The Barracks of the Duke of Cornwall's Light Infantry are now housed in the Regimental Museum, where the regiment's interesting history is related, the museum also contains an excellent collection of small arms and machine guns.
The Bodmin and Wenford Railway is Cornwall's only standard gauge railway still operated by steam locomotives and the trains and runs through some superb Cornish scenery. The Railway is typical of a branch line in the 1950's. Great Western steam tank engines are the main locomotives to be seen here but diesel traction is also used, particularly on Saturdays. The main station on the line is at Bodmin General. where the engine sheds are situated, there is also a Souvenir shop and refreshment room in the restored station buildings.

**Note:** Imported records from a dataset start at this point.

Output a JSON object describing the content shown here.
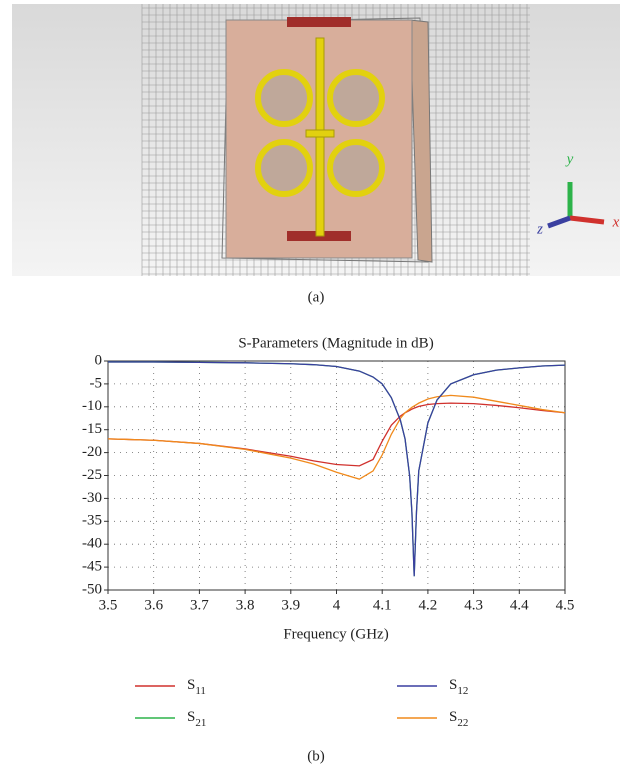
{
  "figure": {
    "panel_a": {
      "label": "(a)",
      "axis_y": "y",
      "axis_z": "z",
      "axis_x": "x"
    },
    "panel_b": {
      "label": "(b)"
    }
  },
  "chart_data": {
    "type": "line",
    "title": "S-Parameters (Magnitude in dB)",
    "x_label": "Frequency (GHz)",
    "x": [
      3.5,
      3.6,
      3.7,
      3.8,
      3.9,
      3.95,
      4.0,
      4.05,
      4.08,
      4.1,
      4.12,
      4.14,
      4.15,
      4.16,
      4.165,
      4.17,
      4.175,
      4.18,
      4.2,
      4.22,
      4.25,
      4.3,
      4.35,
      4.4,
      4.45,
      4.5
    ],
    "series": [
      {
        "name": "S11",
        "color": "#d0312d",
        "values": [
          -17,
          -17.3,
          -18,
          -19.2,
          -20.8,
          -21.8,
          -22.6,
          -22.9,
          -21.5,
          -17.5,
          -14,
          -12,
          -11.3,
          -10.8,
          -10.5,
          -10.3,
          -10.1,
          -9.9,
          -9.5,
          -9.3,
          -9.2,
          -9.3,
          -9.7,
          -10.2,
          -10.8,
          -11.3
        ]
      },
      {
        "name": "S12",
        "color": "#3a3fa0",
        "values": [
          -0.2,
          -0.2,
          -0.3,
          -0.4,
          -0.6,
          -0.8,
          -1.2,
          -2.2,
          -3.5,
          -5,
          -8,
          -13,
          -17,
          -25,
          -33,
          -47,
          -33,
          -24,
          -13.5,
          -8.5,
          -5,
          -3,
          -2,
          -1.5,
          -1.1,
          -0.9
        ]
      },
      {
        "name": "S21",
        "color": "#2db34a",
        "values": [
          -0.2,
          -0.2,
          -0.3,
          -0.4,
          -0.6,
          -0.8,
          -1.2,
          -2.2,
          -3.5,
          -5,
          -8,
          -13,
          -17,
          -25,
          -33,
          -47,
          -33,
          -24,
          -13.5,
          -8.5,
          -5,
          -3,
          -2,
          -1.5,
          -1.1,
          -0.9
        ]
      },
      {
        "name": "S22",
        "color": "#f08a1c",
        "values": [
          -17,
          -17.3,
          -18,
          -19.3,
          -21.2,
          -22.5,
          -24.3,
          -25.8,
          -24,
          -20.5,
          -16,
          -12.5,
          -11.3,
          -10.5,
          -10.1,
          -9.8,
          -9.5,
          -9.2,
          -8.3,
          -7.8,
          -7.5,
          -7.9,
          -8.8,
          -9.7,
          -10.6,
          -11.3
        ]
      }
    ],
    "xlim": [
      3.5,
      4.5
    ],
    "xticks": [
      3.5,
      3.6,
      3.7,
      3.8,
      3.9,
      4,
      4.1,
      4.2,
      4.3,
      4.4,
      4.5
    ],
    "ylim": [
      -50,
      0
    ],
    "yticks": [
      -50,
      -45,
      -40,
      -35,
      -30,
      -25,
      -20,
      -15,
      -10,
      -5,
      0
    ],
    "grid": true
  }
}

Bodmin Gaol, (pictured left) is purported to be haunted, it dates to 1778 and was built to replace the Debtor's Prison, which now serves as the Hole-In-The-Wall Public House. It was the first prison in the country to have separate cells and bears the further distinction of being the site of the last public hanging in Britain, which took place in 1909. A total of 55 people were hanged at the jail, of which 51 were public hangings. This was regarded as major spectator sport in the nineteenth century. Exhibits include some of the more notorious prisoners with details of their crimes. Tours of the dungeons are available, there is also a restaurant and licensed bar on site.
The Coutroom Experience
A Victorian murder mystery which is set in the original courtrooms of Bodmin's Shire Hall where visitors play the part of the jury in the Charlotte Dymond murder trial.
In 1844 the lifeless body of local girl Charlotte Dymond was found in a ditch on the slopes of Rough Tor on Bodmin Moor, Cornwall’s highest peak. Her boyfriend, Matthew Weeks, was later tried and found guilty of her murder and was subsequently hanged at Bodmin Jail.

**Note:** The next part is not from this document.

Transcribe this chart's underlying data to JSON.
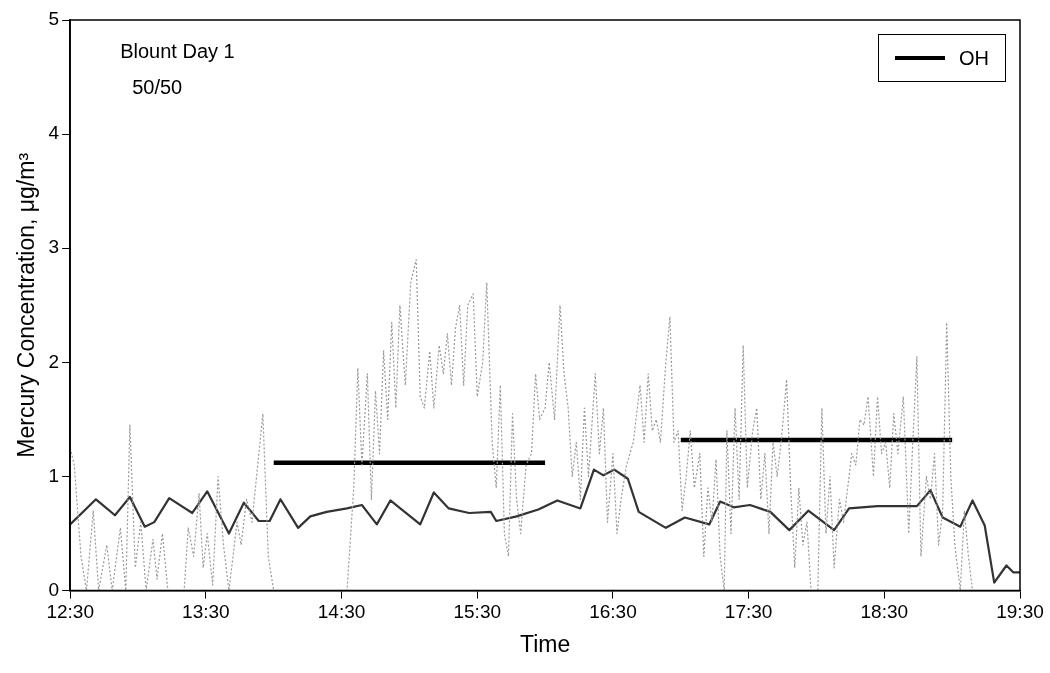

Considerable circumstantial evidence supported this verdict, Matthew Weeks had been observed walking with Charlotte up to the moor on the fateful day of her death and was later seen wearing muddy and torn clothes. It was also discovered that Charlotte had been having an affair with 26 year old Thomas Prout.
It is argued that Matthew Weeks was of low intelligence and this may have been exploited by the police to gain a confession to provide a scapegoat to satisfy the considerable anger that was felt locally. In addition, Week's confession was not worded in such a way as could be expected of a farm worker.
The Courtroom Experience features an interactive tour of the cells and the original courtroom which culminates in a re-enactment of the Victorian trial in which visitors are invited to decide the verdict.